Did you know that in the U.S. “Workplace Wellness” has become a $6 billion industry?  That’s how much employers pay vendors who sell workplace wellness programs designed to encourage employees to lose weight, lower their cholesterol, or stop smoking..  

Today, firms lay out an average of $521 per employee per year on ‘wellness incentives’ such as gift cards for employees who shed pounds. That is more than double the $260 they spent in 2009 according to a recent survey by Fidelity Investments and the National Business Group on Health. 

 At first blush, this sounds like progress: Enlightened employers are doing their best to encourage employees to take care of themselves.  There is just one catch: we have no hard evidence that these programs either improve health or lower health care bills.

Even Bruce Elliott, manager of compensation and benefits at the Society for Human Resource Management, the largest professional organization that represents benefits managers, is concerned. As employers chase Wellness, “the one things that does worry me is the utter lack of metrics and really, the utter lack of thought” Elliott recently told Bloomberg News, pointing to the “herd mentality” that seems to have overtaken the idea of “workplace wellness.”  

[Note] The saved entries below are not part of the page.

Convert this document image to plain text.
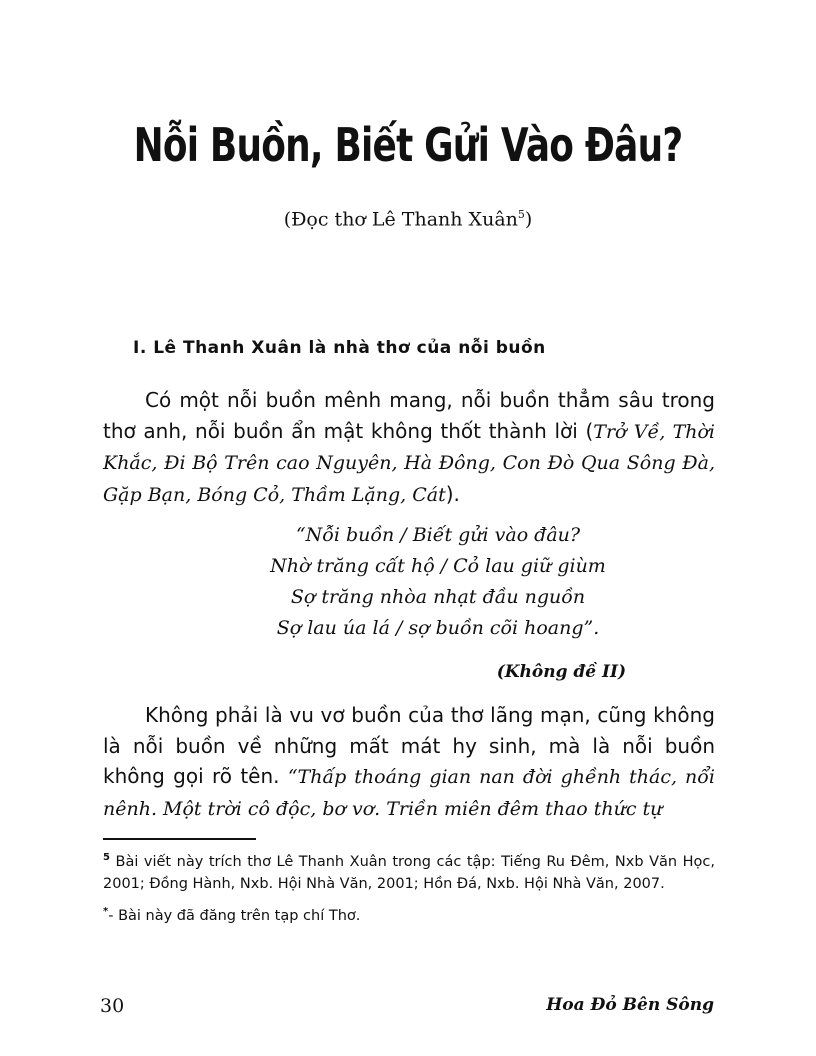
Nỗi Buồn, Biết Gửi Vào Đâu?

(Đọc thơ Lê Thanh Xuân$^5$)

I. Lê Thanh Xuân là nhà thơ của nỗi buồn

Có một nỗi buồn mênh mang, nỗi buồn thẳm sâu trong thơ anh, nỗi buồn ẩn mật không thốt thành lời (Trở Về, Thời Khắc, Đi Bộ Trên cao Nguyên, Hà Đông, Con Đò Qua Sông Đà, Gặp Bạn, Bóng Cỏ, Thầm Lặng, Cát).

“Nỗi buồn / Biết gửi vào đâu?
Nhờ trăng cất hộ / Cỏ lau giữ giùm
Sợ trăng nhòa nhạt đầu nguồn
Sợ lau úa lá / sợ buồn cõi hoang”.

(Không đề II)

Không phải là vu vơ buồn của thơ lãng mạn, cũng không là nỗi buồn về những mất mát hy sinh, mà là nỗi buồn không gọi rõ tên. “Thấp thoáng gian nan đời ghềnh thác, nổi nênh. Một trời cô độc, bơ vơ. Triền miên đêm thao thức tự

$^5$ Bài viết này trích thơ Lê Thanh Xuân trong các tập: Tiếng Ru Đêm, Nxb Văn Học, 2001; Đồng Hành, Nxb. Hội Nhà Văn, 2001; Hồn Đá, Nxb. Hội Nhà Văn, 2007.

*- Bài này đã đăng trên tạp chí Thơ.

30	Hoa Đỏ Bên Sông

      A Rand Report Appears Briefly Online—and Disappears                   

Two weeks ago, Reuters broke a story about a RAND report on Wellness programs that was supposed to come out last winter. The report was mandated by the Affordable Care Act, and RAND delivered the analysis to the U.S. Department of Labor and the Department of Health and Human Services last fall. 

 According to Reuters’ reporter Sharon Begley, “Two sources close to the report expected it to be released publicly this past winter.”  She added that “Reuters read the report when it was briefly posted online by RAND before being taken down because the federal agencies were not ready to release it, said a third source with knowledge of the analysis.”

RAND had collected information about wellness programs from about 600 businesses with at least 50 employees and analyzed medical claims collected by the Care Continuum Alliance, a trade association for the health and wellness industry.

Reuters revealed that the results were disappointing:  “The programs that try to get employees to become healthier and reduce medical costs have only a modest effect. Those findings run contrary to claims by the mostly small firms that sell workplace wellness to companies ranging from corporate titans to mom-and-pop operations.”